An AirTag wallet is a wallet with a pocket for Apple's coin-shaped tracker. It's a solid solution with two structural tradeoffs: the coin shape adds thickness, and it's Apple-only. The alternative is a wallet with a card-shaped tracker built in, which stays flat and can ship for either ecosystem. Here's how to choose.
Either way, the goal is the same: a wallet your phone can find.
What AirTags do well
Credit where due: AirTags ride on Apple's Find My network, which crowdsources location from an enormous fleet of nearby Apple devices. Coverage is excellent nearly everywhere people exist. The battery is a user-replaceable CR2032 coin cell that lasts around a year, swapped in seconds, no charging routine required.
If you're deep in the Apple ecosystem and already own AirTags, putting one in a wallet designed for it is a perfectly good setup.
The tradeoffs nobody mentions at checkout
- The coin shape. An AirTag is round and thick relative to a card. Wallets that hold one need a molded pocket, which adds a visible bump. You will feel it when you sit on it, which loops back to the back-pocket problem.
- Apple-only. No iPhone, no Find My, no tracking. Android users are out entirely, and mixed households can't share the setup.
- The wallet must be designed around it. Dropping an AirTag loose into a normal wallet means it migrates, rattles, and eventually stays behind in a pocket. You're shopping for a wallet-plus-slot, which narrows the field.
- Two purchases. The wallet and the tracker are separate line items. Not a dealbreaker, just math worth doing at comparison time.
The card-shaped alternative
The other approach builds the tracker into the wallet as a card: it slides into a card slot, adds no bump, and comes included. That's the Metal Brik's design: a rechargeable card-shaped tracking card, integrated but removable, that you ring or locate from your phone, with the ecosystem chosen at checkout (Apple or Android) so the right card ships in the box.
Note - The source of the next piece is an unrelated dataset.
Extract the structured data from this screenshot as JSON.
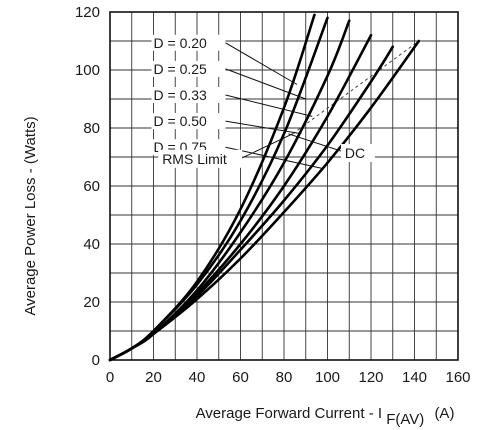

The battery runs up to 6 months per charge and refills on any wireless charging pad.
The honest tradeoff in this direction: you recharge twice a year instead of swapping a coin cell annually, and the tracker is tied to the wallet it came with. The wallet with built-in tracker page covers the full mechanics.
How to choose
Decide on two axes. Ecosystem: iPhone-only households can go either way; Android or mixed households need the card-shaped route. Thickness tolerance: if you carry front-pocket slim, the coin bump matters; if the wallet lives in a bag, it doesn't.
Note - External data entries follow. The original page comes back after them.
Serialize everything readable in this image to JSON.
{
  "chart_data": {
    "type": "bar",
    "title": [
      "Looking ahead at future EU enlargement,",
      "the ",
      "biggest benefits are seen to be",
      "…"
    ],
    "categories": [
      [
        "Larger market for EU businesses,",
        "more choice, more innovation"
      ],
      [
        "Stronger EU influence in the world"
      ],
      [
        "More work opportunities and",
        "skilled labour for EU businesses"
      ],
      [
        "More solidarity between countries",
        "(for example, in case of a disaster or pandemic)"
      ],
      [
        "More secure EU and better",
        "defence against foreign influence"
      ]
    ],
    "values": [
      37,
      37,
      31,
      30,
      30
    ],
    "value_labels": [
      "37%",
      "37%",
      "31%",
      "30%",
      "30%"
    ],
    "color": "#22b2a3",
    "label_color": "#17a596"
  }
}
And whichever you pick, a tracker only helps if it's actually in the wallet. Built-in wins mostly on that boring axis: there's nothing to move, forget, or leave charging in a drawer. For the day it pays off, keep the lost wallet checklist bookmarked, and see the broader case in the tracker wallet rundown.
Quick answers
Do AirTag wallets work with Android?
No. AirTags require Apple's Find My network. Android users need a wallet with an Android-compatible tracker, like a built-in tracking card shipped for Android.
Does an AirTag make a wallet noticeably thicker?
Yes, somewhat. It's a coin-shaped device, so wallets hold it in a molded pocket that adds a bump. Card-shaped trackers avoid this by sliding into a normal card slot.
Is a built-in tracking card better than an AirTag?
Different tradeoffs. Built-in cards stay flat, come included, and support Apple or Android, but recharge twice a year. AirTags have a swappable year-long battery and Apple's network, but add bulk and are Apple-only.